The company just reported financial results for the first quarter of fiscal 2025 (ended April 28), and its data center revenue growth. fast Up to 427 percent. H100 sales increased, but shipments of the new H200 GPU are scheduled to begin in Q2. It can infer (the process of feeding live data to an AI model so it can make predictions) twice as fast as the H100, using half the energy, which is one of the leading data center operators such as Microsoft, Amazon, etc. And can trigger a wave of demand. And Google.

In essence, Nvidia is way ahead of its competitors, and the development of next-generation AI models would not be possible without its GPUs. The company plans to launch a new series of chips later this year that are built on its latest Blackwell architecture, and will offer even higher performance.

4. Alphabet: 4.3% of the S&P 500

Alphabet is the parent company of Google, and is also home to other tech subsidiaries such as YouTube, autonomous driving company Waymo, and AI developer DeepMind. Google search is still Alphabet's biggest source of revenue, but investors have questioned whether AI chatbots can end its dominance given their ability to answer virtually any question instantly. are

Data is king when it comes to AI, and since Google Search has been the window to the entire Internet for more than two decades, it holds more valuable information than virtually any company on Earth. This allowed Alphabet to develop its own AI models, culminating in its latest Gemini lineup, designed to compete with OpenAI's GPT-4 models. In some tests, Gemini is just as good, if not better, at understanding and generating text, images, videos, and computer code.

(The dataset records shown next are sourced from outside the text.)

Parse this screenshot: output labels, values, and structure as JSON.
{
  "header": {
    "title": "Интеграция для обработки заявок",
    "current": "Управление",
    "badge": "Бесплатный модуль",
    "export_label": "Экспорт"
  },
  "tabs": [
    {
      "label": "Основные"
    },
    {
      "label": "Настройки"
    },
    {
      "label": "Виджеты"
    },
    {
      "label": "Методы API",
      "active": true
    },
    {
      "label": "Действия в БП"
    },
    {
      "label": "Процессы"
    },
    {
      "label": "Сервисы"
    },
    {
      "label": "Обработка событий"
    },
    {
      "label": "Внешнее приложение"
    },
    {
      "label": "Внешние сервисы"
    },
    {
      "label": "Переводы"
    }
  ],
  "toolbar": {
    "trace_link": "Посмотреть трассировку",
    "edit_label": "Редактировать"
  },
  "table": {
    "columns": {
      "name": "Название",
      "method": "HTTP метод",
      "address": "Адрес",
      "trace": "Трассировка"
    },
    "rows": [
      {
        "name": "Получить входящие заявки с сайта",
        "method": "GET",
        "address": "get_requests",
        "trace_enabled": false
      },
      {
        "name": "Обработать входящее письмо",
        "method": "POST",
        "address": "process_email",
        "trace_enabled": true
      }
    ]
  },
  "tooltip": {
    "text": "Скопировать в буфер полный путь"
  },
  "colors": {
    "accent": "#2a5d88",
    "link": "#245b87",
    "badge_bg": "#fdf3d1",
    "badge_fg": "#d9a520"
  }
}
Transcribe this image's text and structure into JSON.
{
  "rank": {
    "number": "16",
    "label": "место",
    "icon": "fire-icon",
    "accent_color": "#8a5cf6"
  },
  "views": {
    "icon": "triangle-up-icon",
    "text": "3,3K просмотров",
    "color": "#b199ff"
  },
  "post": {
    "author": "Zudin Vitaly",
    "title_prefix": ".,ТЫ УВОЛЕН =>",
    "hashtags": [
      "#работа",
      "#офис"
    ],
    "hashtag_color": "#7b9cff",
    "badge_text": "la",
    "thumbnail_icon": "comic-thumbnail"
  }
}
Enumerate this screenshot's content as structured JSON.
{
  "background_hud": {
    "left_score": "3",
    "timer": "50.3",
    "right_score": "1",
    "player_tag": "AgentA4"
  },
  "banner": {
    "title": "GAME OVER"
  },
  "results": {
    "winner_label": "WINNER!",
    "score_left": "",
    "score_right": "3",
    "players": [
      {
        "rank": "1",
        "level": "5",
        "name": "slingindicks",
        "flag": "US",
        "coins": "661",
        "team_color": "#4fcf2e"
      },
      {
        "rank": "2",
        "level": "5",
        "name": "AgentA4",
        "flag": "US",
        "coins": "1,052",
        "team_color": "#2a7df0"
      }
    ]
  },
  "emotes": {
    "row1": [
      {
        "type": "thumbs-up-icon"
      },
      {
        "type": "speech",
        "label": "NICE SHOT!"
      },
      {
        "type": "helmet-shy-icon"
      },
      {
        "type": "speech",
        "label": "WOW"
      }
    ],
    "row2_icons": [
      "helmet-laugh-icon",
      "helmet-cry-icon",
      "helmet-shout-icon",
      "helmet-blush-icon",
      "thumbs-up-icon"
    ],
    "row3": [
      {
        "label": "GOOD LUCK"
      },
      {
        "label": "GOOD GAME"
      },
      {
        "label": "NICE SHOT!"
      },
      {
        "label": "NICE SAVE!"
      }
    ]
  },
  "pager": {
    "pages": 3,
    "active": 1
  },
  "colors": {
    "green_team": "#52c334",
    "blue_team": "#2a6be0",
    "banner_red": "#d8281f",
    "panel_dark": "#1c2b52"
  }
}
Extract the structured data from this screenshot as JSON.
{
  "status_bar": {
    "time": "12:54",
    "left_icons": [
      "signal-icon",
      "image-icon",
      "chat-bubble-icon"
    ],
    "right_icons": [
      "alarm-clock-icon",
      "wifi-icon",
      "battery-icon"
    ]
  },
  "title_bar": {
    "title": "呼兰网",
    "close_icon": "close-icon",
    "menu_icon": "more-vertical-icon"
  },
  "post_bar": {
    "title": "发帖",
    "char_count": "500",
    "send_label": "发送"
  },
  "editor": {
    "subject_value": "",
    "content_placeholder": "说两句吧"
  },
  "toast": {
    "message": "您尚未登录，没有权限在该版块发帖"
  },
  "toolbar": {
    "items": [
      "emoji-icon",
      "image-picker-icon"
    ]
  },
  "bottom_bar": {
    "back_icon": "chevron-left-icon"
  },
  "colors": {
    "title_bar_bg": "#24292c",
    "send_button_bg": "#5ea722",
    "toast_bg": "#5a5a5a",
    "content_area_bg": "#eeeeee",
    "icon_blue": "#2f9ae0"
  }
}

Google also embedded generative AI into its traditional search engine, which provides a text-based answer at the top of the page to save the user from sifting through web results to find the information they need. Alphabet's AI initiatives are resonating with investors, who have added the company to the exclusive $2 trillion club this year.

5. Amazon: 3.7% of the S&P 500

Amazon is best known as an e-commerce company, and online sales are its biggest source of revenue. But the company has branched out into streaming, digital advertising, robotics, and cloud computing (among other things), which has contributed to the company's position on the list. In fact, its cloud platform, Amazon Web Services (AWS), is the largest in the industry, and is home to a growing number of AI services.

Amazon CEO Andy Jessee wants AWSAI to dominate the three layers. There is an infrastructure layer, a model layer, and an application layer. To achieve this, the company now designs its own AI chips for the data center, offering a growing portfolio of ready-made large language models (LLMs), some of which it developed in-house. And it recently launched Q, a generative AI assistant that can help businesses extract more value from the AWS platform.

Amazon also uses AI in its core e-commerce platform to recommend products to customers and help advertisers create engaging content. Simply put, this is one of the most diverse companies an investor can own during the AI ‚Äč‚Äčrevolution.